Suu Kyi mendapat kehormatan penuh saat berkunjung ke Canberra pada hari Senin. Kala itu dia mengadakan pembicaraan pribadi dengan Perdana Menteri Australia, Malcolm Turnbull.

Kedua pemimpin tersebut membahas krisis pengungsi Rohingya yang sedang berlangsung.

Turnbull mendorong Aung San Suu Kyi untuk mencapai sebuah resolusi sehingga para pengungsi bisa kembali ke rumah masing-masing.

Turnbull juga menjelaskan kepada Aung San Suu Kyi bahwa Australia bersedia memberi bantuan untuk Myanmar dan Bangladesh demi membantu menyelesaikan keadaan darurat tersebut.

 

2 dari 2 halaman

Penghargaan HAM Aung San Suu Kyi Dicabut Museum Holocaust AS

Museum Memorial Holocaust Amerika mencabut penghargaan HAM terkemuka yang sebelumnya diberikan kepada Aung San Suu Kyi, pemimpin de facto Myanmar yang juga pemenang Nobel Perdamaian.

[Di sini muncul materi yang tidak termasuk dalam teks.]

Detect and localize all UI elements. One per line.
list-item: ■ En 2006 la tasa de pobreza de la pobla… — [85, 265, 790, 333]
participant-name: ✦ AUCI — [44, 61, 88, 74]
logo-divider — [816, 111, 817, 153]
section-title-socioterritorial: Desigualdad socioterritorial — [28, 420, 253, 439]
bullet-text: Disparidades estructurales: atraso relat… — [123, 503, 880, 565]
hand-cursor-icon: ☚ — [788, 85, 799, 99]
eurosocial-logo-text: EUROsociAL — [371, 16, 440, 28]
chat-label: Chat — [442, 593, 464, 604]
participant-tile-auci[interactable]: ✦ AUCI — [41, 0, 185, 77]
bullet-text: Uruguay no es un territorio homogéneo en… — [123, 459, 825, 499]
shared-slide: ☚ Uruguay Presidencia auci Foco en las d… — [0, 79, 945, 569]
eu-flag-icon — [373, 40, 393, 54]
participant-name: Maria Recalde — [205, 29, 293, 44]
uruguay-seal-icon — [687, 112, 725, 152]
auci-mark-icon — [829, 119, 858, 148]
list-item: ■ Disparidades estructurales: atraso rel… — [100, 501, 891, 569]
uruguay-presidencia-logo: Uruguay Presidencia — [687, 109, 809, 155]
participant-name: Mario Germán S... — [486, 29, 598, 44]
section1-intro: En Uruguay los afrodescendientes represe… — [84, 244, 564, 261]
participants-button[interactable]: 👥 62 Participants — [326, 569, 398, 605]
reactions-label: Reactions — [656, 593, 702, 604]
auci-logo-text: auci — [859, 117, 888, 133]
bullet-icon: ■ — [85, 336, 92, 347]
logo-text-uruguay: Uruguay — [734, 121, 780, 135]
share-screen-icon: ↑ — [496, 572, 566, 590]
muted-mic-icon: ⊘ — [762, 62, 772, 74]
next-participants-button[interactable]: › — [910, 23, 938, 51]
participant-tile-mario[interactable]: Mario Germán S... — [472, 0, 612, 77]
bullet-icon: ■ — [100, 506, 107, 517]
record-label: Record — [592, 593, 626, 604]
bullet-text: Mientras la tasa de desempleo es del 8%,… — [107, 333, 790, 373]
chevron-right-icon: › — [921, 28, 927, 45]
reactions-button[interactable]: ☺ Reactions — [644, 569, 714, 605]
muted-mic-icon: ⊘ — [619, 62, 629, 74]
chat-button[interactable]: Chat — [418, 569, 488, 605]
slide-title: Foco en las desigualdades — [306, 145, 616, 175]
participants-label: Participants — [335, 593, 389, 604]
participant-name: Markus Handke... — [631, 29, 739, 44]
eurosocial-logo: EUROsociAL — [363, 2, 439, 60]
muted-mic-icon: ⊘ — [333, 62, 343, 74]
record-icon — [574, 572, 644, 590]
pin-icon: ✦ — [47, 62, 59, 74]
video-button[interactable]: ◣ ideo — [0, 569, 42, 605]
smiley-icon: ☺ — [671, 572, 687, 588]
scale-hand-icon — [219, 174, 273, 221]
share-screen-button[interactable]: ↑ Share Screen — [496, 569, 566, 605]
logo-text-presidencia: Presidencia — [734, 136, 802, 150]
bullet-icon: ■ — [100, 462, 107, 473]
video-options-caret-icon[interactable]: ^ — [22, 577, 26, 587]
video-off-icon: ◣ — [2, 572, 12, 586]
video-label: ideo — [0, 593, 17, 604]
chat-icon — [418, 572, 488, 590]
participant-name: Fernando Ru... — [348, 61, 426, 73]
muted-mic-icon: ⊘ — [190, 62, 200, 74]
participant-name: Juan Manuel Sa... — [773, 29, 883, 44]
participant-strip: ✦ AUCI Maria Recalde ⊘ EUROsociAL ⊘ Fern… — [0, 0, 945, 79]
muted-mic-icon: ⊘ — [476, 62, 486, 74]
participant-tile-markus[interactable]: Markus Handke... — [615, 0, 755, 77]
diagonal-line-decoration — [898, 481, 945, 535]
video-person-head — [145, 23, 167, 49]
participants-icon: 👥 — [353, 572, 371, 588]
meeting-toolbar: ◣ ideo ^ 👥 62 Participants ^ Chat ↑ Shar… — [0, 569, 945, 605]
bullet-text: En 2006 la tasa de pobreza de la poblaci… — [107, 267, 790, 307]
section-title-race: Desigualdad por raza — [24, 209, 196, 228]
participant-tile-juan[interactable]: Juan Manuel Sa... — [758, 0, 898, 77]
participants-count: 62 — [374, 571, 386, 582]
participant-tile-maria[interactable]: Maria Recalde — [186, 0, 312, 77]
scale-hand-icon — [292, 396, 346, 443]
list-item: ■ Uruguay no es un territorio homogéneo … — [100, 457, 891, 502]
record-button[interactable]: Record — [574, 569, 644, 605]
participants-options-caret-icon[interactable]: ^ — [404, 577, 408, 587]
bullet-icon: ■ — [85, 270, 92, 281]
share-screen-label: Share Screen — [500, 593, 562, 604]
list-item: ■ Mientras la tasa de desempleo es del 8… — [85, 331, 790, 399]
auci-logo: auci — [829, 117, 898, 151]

Pencabutan penghargaan pada 6 Maret 2018 tersebut lantaran Aung San Suu Kyi dinilai tidak berusaha menghentikan atau mengakui pembersihan warga Rohingya di Myanmar.

Dalam pernyataan tertulisnya museum itu mengatakan, di bawah kepemimpinan Aung San Suu Kyi, Liga Nasional Untuk Demokrasi menolak bekerja sama dengan PBB, mendorong pidato bernada kebencian terhadap Muslim-Rohingya, dan secara aktif mencegah wartawan mengungkap "skala kejahatan" di negara bagian Rakhine.

"Ketika serangan militer terhadap Rohingya terungkap pada tahun 2016 dan 2017, kami berharap Anda--sebagai seseorang yang kami dan banyak pihak lainnya menghargai komitmen Anda atas martabat manusia dan hak asasi universal--akan melakukan sesuatu untuk mengutuk atau menghentikan kampanye brutal militer dan untuk mengedepankan solidaritas terhadap warga Muslim-Rohingya," demikian tulis pernyataan itu.